Android does have a more full app market, with some apps I can't find equivalents on WP7. Also, the ability to run certain apps (messengers) in the background on android is nice.

However, Android's interface is clunkier than a '78 oldsmobile. The widgets don't make up for the fact that half the things I want to do require too many steps, and serve to create a very cluttered set of homescreens. The tile system in WP7 is in a completely different league, and I found I could do the important things much easier.

Second, the Android module system is messy... for almost a week I couldn't use the voice chat app (the only reason I have the mytouch, my girlfriend is deaf) because one of the modules for HSDPA was corrupted by another app which caused all apps to fail to hook into the network connection. I eventually had to reset to factory to reset that module. MS implements a far more secure code environment. Which is another point, writing apps for WP7 is massively nicer than Android, I've tried both.

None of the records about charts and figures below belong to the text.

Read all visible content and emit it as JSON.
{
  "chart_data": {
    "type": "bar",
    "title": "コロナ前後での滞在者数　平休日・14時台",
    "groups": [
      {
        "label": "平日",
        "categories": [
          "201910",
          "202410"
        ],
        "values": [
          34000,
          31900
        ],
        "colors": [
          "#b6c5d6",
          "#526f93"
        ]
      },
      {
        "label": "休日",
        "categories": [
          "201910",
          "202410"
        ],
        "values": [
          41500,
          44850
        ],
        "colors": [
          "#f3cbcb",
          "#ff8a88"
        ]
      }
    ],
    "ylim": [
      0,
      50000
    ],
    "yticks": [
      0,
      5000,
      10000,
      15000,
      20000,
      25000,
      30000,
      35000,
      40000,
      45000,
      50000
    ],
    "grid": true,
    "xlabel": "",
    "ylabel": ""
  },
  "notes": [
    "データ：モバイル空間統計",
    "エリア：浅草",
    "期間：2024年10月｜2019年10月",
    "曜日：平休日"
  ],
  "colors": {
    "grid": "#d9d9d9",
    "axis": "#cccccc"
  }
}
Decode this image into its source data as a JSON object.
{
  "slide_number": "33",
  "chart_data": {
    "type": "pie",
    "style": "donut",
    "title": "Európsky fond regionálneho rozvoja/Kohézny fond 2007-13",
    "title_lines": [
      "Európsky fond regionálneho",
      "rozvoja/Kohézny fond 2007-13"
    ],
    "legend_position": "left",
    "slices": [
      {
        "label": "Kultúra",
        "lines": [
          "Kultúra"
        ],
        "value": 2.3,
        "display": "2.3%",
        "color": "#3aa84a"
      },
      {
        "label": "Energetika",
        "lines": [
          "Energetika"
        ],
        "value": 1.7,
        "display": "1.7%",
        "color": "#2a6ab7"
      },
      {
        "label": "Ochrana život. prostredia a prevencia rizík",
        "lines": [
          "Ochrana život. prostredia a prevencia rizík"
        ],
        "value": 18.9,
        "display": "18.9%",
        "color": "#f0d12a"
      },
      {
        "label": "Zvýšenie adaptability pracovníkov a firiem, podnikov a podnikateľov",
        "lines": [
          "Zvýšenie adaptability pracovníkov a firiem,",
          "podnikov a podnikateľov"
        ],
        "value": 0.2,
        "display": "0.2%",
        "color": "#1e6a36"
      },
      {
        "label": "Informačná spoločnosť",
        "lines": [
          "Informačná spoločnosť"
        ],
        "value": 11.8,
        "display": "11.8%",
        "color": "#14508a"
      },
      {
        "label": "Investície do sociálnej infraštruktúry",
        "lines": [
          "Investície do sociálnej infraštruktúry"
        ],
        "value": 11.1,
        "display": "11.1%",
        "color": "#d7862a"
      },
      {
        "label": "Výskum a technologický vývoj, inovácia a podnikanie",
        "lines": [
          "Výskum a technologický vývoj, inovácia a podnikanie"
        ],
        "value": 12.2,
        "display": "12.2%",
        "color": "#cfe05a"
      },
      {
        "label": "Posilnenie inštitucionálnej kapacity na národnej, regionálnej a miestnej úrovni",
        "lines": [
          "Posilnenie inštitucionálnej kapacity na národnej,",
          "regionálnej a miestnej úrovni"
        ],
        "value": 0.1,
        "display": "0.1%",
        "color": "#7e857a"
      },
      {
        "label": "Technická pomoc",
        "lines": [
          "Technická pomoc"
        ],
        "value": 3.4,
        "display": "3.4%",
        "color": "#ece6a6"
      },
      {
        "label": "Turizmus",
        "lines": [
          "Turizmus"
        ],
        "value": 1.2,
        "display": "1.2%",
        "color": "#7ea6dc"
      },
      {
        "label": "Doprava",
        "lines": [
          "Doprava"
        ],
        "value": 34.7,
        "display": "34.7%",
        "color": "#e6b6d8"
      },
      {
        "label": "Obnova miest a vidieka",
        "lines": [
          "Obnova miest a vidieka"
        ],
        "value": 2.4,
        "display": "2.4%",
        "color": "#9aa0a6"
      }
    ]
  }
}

Finally, battery life. The MyTouch 4G and HD7 both use the same snapdragon chip with the same clocks, the mytouch implements HSDPA, but even restricted to GSM 3G the HD7 gets over twice the usable battery life. I can usually get about 7-8 hours out of the mytouch (and since 3 of my deaf friends have identical phones and don't get any better life, I think it's typical.) I generally charge my HD7 once at night and run it a full 16 hour day on that one charge. This despite the HD7 having a 1200mAH battery compared to 1400mAH in the mytouch. This is of course due to the fact that Android allows anything to keep running in the background and under lock, while that's nice when you want to use some apps, it drains the battery like no tomorrow.